FAIRE DISPARAÎTRE LE STATUT D’AUTEUR

En passant de la table de travail à la page, l’intention était de créer « un endroit où conserver nos gestes collectifs », dit Céline Huyghebaert. « On voulait voir comment les pratiques pouvaient se contaminer en se côtoyant et […] s’influencer », déclare Camille Lamy.

Cette mise en commun est palpable dans le livre. Rien n’y est signé ou crédité. Si, traditionnellement, l’autrice ou l’auteur prime, ici la publication devient un espace anonyme « où les images et les textes appartiennent au groupe et pas à chaque artiste », poursuit Huyghebaert. Ce refus de prendre son pouvoir d’auteur, ou plutôt ce désir affirmé de s’effacer dans le groupe, permet aux artistes d’apparaître autrement et de ressentir une véritable contribution au collectif.

BROUILLER LES CODES DU LIVRE

En concevant l’objet, Huyghebaert et Lamy ont eu envie de voir quels autres murs ou règles elles pouvaient faire tomber, à commencer par le traitement des images.
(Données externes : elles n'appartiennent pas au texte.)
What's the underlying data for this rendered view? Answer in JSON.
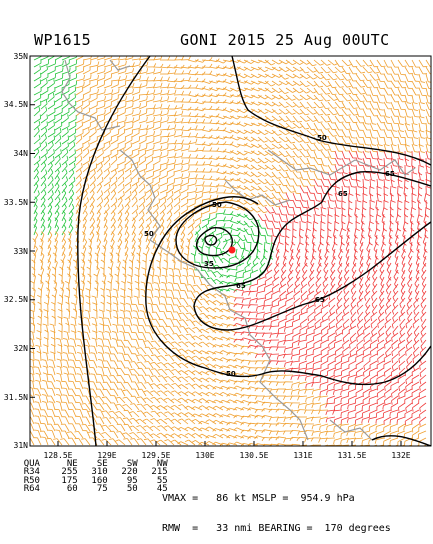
{
  "header": {
    "storm_id": "WP1615",
    "title": "GONI 2015 25 Aug 00UTC"
  },
  "map": {
    "lat_ticks": [
      "35N",
      "34.5N",
      "34N",
      "33.5N",
      "33N",
      "32.5N",
      "32N",
      "31.5N",
      "31N"
    ],
    "lon_ticks": [
      "128.5E",
      "129E",
      "129.5E",
      "130E",
      "130.5E",
      "131E",
      "131.5E",
      "132E"
    ],
    "contour_labels": [
      "50",
      "65",
      "35",
      "65",
      "65",
      "50",
      "50",
      "65"
    ],
    "wind_colors": {
      "green": "#22c43a",
      "orange": "#f0a030",
      "red": "#f03c3c",
      "coast": "#9a9a9a",
      "contour": "#000000",
      "center": "#ff2020"
    }
  },
  "wind_radii": {
    "headers": [
      "QUA",
      "NE",
      "SE",
      "SW",
      "NW"
    ],
    "rows": [
      [
        "R34",
        "255",
        "310",
        "220",
        "215"
      ],
      [
        "R50",
        "175",
        "160",
        "95",
        "55"
      ],
      [
        "R64",
        "60",
        "75",
        "50",
        "45"
      ]
    ]
  },
  "info": {
    "line1": "VMAX =   86 kt MSLP =  954.9 hPa",
    "line2": "RMW  =   33 nmi BEARING =  170 degrees"
  }
}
Plutôt que des photographies traditionnelles, elles ont été imprimées en risographie, dans des dégradés de noirs et de bleus si texturés que certaines d’entre elles semblent se désagréger. Elles ont aussi fait une place aux pages blanches, qui donnent l’impression de trous dans une œuvre « incomplète ».
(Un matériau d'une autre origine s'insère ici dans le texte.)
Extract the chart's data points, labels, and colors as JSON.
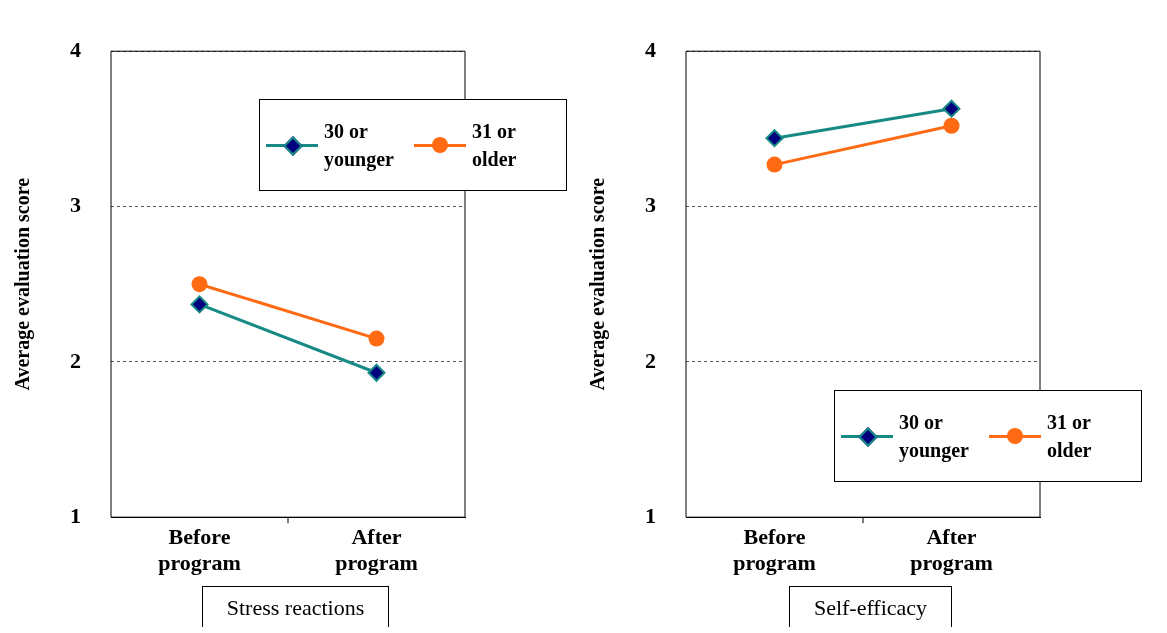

Les directrices de la publication ont apporté un soin particulier à la dissolution de la structure du livre en évitant un ordre clair des pages et une hiérarchie des textes. Quant à la reliure, elle relève davantage de l’archive que de la monographie classique. Ainsi, les feuilles sont réunies à l’aide d’un élastique qui offre la possibilité d’en revoir la séquence, voire de les remettre au mur ou sur la table de travail pour poursuivre l’expérimentation. Finalement, dans chacun des cent cinquante exemplaires se trouve un morceau d’œuvre intimiste, non signé et aléatoire – une impression en sérigraphie, au jet d’encre, argentique, en gravure ou en cyanotype selon l’artiste – qui évoque les thèmes de l’apparition et de la disparition.

Lorsqu’on le libère de ses conventions, le livre n’a plus besoin d’être définitif. Il peut accueillir des bouts d’expérimentations vulnérables, improvisés et non achevés. Il n’a plus besoin d’une autrice ou d’un auteur. Il peut devenir un agencement de créations individuelles non signées et contaminées les unes par les autres. Dans l’histoire, on a attendu du livre qu’il cristallise l’art, les œuvres et les artistes. Mais il peut aussi, dans les mots des membres de la résidence, « montrer des propositions fragiles, toujours en mouvement » et révéler de nouveaux possibles.